On 22 Jan 2010, at 16:33, Stef Bidi wrote:

> Fred and I have been discussing how to implement this function/macro for use 
> with corebase.  If you haven't noticed yet CFSTR() is not currently 
> implemented in corebase.  The problem we've been running into is how is 
> constant strings implemented in ObjC.  Using a test and the GCC manual we 
> were able to get an idea of what the constant string structure looks like at 
> compile time, but still have no idea how it's implemented after that (GCC 
> manual says the runtime sets the Class * to the constant string class at 
> runtime).
>  
> I was hoping someone with more experience of how the objc runtimes and 
> compilers work to help solve this dilema.

I think you probably need compiler support for that.  Not sure though.

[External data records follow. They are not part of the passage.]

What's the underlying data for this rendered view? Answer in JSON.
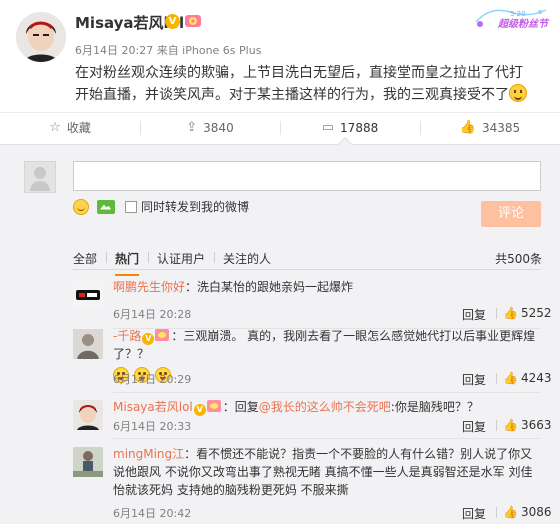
{
  "post": {
    "author": "Misaya若风lol",
    "verified_badge": "V",
    "meta": "6月14日 20:27 来自 iPhone 6s Plus",
    "text": "在对粉丝观众连续的欺骗，上节目洗白无望后，直接堂而皇之拉出了代打开始直播，并谈笑风声。对于某主播这样的行为，我的三观真接受不了",
    "festival_text": "超级粉丝节"
  },
  "actions": {
    "favorite": {
      "icon": "star-icon",
      "label": "收藏"
    },
    "repost": {
      "icon": "repost-icon",
      "label": "3840"
    },
    "comment": {
      "icon": "comment-icon",
      "label": "17888"
    },
    "like": {
      "icon": "thumb-up-icon",
      "label": "34385"
    }
  },
  "composer": {
    "forward_label": "同时转发到我的微博",
    "submit_label": "评论"
  },
  "tabs": {
    "items": [
      "全部",
      "热门",
      "认证用户",
      "关注的人"
    ],
    "active": "热门",
    "total": "共500条"
  },
  "comments": [
    {
      "name": "啊鹏先生你好",
      "text": "：洗白某怡的跟她亲妈一起爆炸",
      "time": "6月14日 20:28",
      "reply": "回复",
      "likes": "5252"
    },
    {
      "name": "-千路",
      "text": "：三观崩溃。 真的，我刚去看了一眼怎么感觉她代打以后事业更辉煌了？？",
      "time": "6月14日 20:29",
      "reply": "回复",
      "likes": "4243"
    },
    {
      "name": "Misaya若风lol",
      "text_prefix": "：回复",
      "mention": "@我长的这么帅不会死吧",
      "text_suffix": ":你是脑残吧？？",
      "time": "6月14日 20:33",
      "reply": "回复",
      "likes": "3663"
    },
    {
      "name": "mingMing江",
      "text": "：看不惯还不能说？指责一个不要脸的人有什么错？别人说了你又说他跟风 不说你又改弯出事了熟视无睹  真搞不懂一些人是真弱智还是水军 刘佳怡就该死妈  支持她的脑残粉更死妈  不服来撕",
      "time": "6月14日 20:42",
      "reply": "回复",
      "likes": "3086"
    }
  ]
}
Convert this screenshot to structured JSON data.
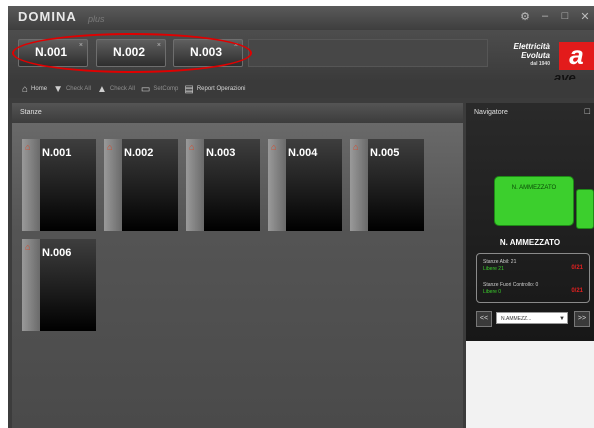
{
  "app": {
    "title": "DOMINA",
    "subtitle": "plus",
    "window_buttons": [
      "⚙",
      "–",
      "□",
      "✕"
    ]
  },
  "floor_tabs": [
    {
      "label": "N.001",
      "close": "×"
    },
    {
      "label": "N.002",
      "close": "×"
    },
    {
      "label": "N.003",
      "close": "×"
    }
  ],
  "brand": {
    "line1": "Elettricità",
    "line2": "Evoluta",
    "line3": "dal 1940",
    "logo_letter": "a",
    "logo_word": "ave"
  },
  "toolbar": {
    "items": [
      {
        "icon": "home-icon",
        "label": "Home"
      },
      {
        "icon": "down-icon",
        "label": "Check All"
      },
      {
        "icon": "up-icon",
        "label": "Check All"
      },
      {
        "icon": "monitor-icon",
        "label": "SetComp"
      },
      {
        "icon": "report-icon",
        "label": "Report Operazioni"
      }
    ]
  },
  "left_panel": {
    "title": "Stanze"
  },
  "rooms": [
    {
      "label": "N.001"
    },
    {
      "label": "N.002"
    },
    {
      "label": "N.003"
    },
    {
      "label": "N.004"
    },
    {
      "label": "N.005"
    },
    {
      "label": "N.006"
    }
  ],
  "navigator": {
    "title": "Navigatore",
    "close": "□",
    "map_room_label": "N. AMMEZZATO",
    "floor_name": "N. AMMEZZATO",
    "info": {
      "line1": "Stanze Abil: 21",
      "line1_green": "Libere 21",
      "line1_red": "0/21",
      "line2": "Stanze Fuori Controllo: 0",
      "line2_green": "Libere 0",
      "line2_red": "0/21"
    },
    "prev": "<<",
    "next": ">>",
    "select_value": "N.AMMEZZ..."
  },
  "colors": {
    "accent_red": "#e00000",
    "room_green": "#3ccf2d",
    "brand_red": "#e31b1b"
  }
}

A constant string is a structure with three values:
First, a pointer to the class
Second, a pointer to the C string data
Third, an unsigned integer length of the C string data

Now clearly it's easy to do part of that:

#define CFSTR(X) ({\
static struct { Class isa; const char *ptr; unsigned int len } str = {C, X, 
sizeof(X)-1};\
(CFStringRef)str;\
})

The problem is how to initialise the class pointer value 'C' above.
It should be a pointer to the constant class supplied by the objc runtime / 
base library, and we obviously can't know that in general.

However, as I understand it, the idea is that this (corebase) should be built 
on top of GNUstep-base, so as we know it's always going to be linked with the 
base library, it might be possible to take advantage of the fact that we know 
that the base library defines NSConstantString as the class for constant 
strings, and get the compiler to initialise the 'isa' field with the 
appropriate external reference for the linker to fixup at runtime.  You would 
need to look into that (ask someone who knows more about low level 
compiler/linker stuff than me) to find out if it's really possible.